Astronomischer Aufstieg
Tottenham Hotspur erkannte das Potenzial des Toptalents als Erstes und überwies im Februar 2015 etwas mehr als sechs Millionen Euro nach Milton Keynes. Die Spurs parkten Alli den Rest der Saison bei seinem Heimatklub, wo ihm noch der Aufstieg in die zweite Liga gelang, ehe er im Sommer zu seinem neuen Verein in die Premier League wechselte.
Dort entwickelte sich der viermalige Nationalspieler rasend schnell zum Leistungsträger und trägt großen Anteil an der überragenden Saison der Lilywhites, die erstmals seit fast 55 Jahren wieder nach der Meisterschale greifen. Nur zwei Ligaspiele verpasste der flexible Mittelfeldspieler, sieben Treffer und sechs Assists verzeichnet er in 27 Einsätzen. Auch in der Europa League, wo Tottenham im Achtelfinale auf Borussia Dortmund trifft, kam er in allen Spielen zum Einsatz.
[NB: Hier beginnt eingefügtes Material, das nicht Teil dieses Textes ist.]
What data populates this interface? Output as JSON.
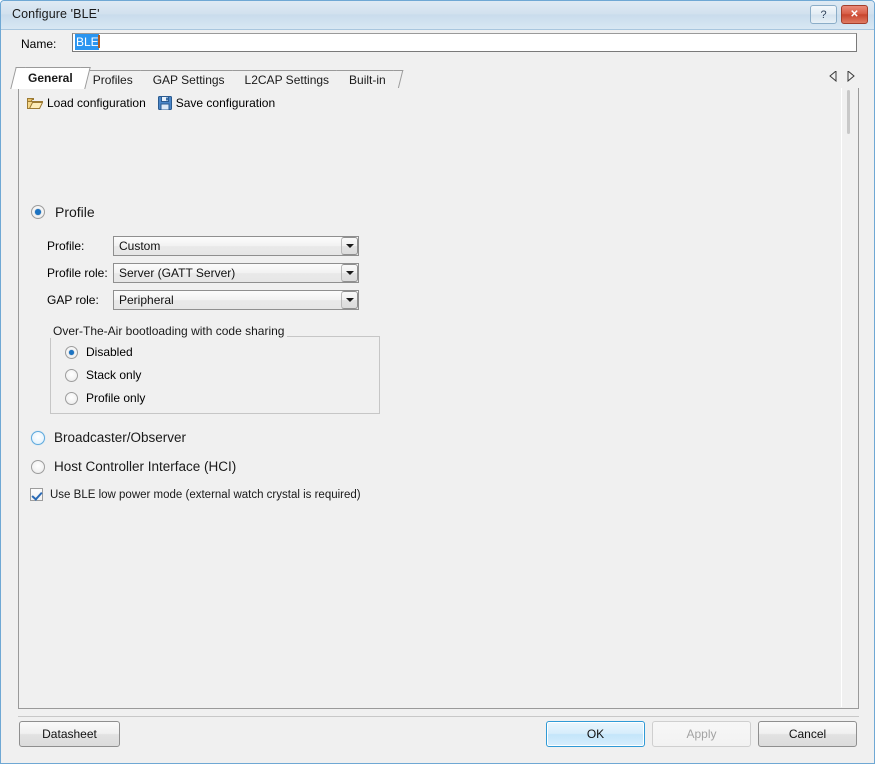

Im Januar verlängerte das Team von Mauricio Pochettino den Vertrag mit seinem Juwel bis 2021.
"20 Millionen Euro für einen Star zahlen - jeder Trottel kann das. Aber einen jungen Spieler zu entdecken, sein Talent zu fördern und den Mut zu haben, ihn in deinem Team zu installieren: Das ist es doch, worauf es ankommt. Im Fall von Alli hat das nur Tottenham erkannt. Alle anderen haben gepennt", lobte Harry Redknapp seinen Ex-Klub.
EM? "Bei mir in der Startelf"
Nicht wenige sehen den Newcomer weit vorne im Rennen um die Plätze in Englands EM-Kader. Der frühere englische Weltklasse-Stürmer Michael Owen verriet dem Mirror sogar, dass Alli bei ihm "in der Startelf stehen" würde.
Auch Roy Hodgson, der Trainer der Three Lions, erkannte die Qualitäten des Shootingstars, der alle U-Nationalmannschaften durchlief, und brachte den Mittelfeldspieler erstmals im EM-Qualifikationsspiel gegen Estland. Dem Drei-Minuten-Einsatz folgten zwei weitere Kurzeinsätze, ehe der 19-Jährige mit der ehrwürdigen Nummer 7 auf dem Rücken im Test gegen EM-Gastgeber Frankreich sein Startelf-Debüt gab.
Nach 39 Minuten setzte er zu einer riskanten Grätsche an und eroberte an der Mittellinie den Ball gegen Morgan Schneiderlin. Während der Franzose noch auf dem Boden saß und monierte, erkannte Alli die Lücke, die sein Gegner im Zentrum hinterlassen hatte, sprang auf und forderte den Ball von Wayne Rooney vehement zurück.
Der Querpass kam. Ballannahme, Mitnahme, Abschluss. Die Kugel fliegt in hohem Bogen in Richtung Hugo Lloris. Noch bevor das Leder links im Kreuzeck einschlägt, reißt Teamkollege Kane jubelnd den Arm hoch. Drei Ballkontakte, ein Treffer der Marke Traumtor. Das Kommentatoren-Duo überschlägt sich mit Lob: "Was für ein atemberaubendes Tor. Brillant, grandios."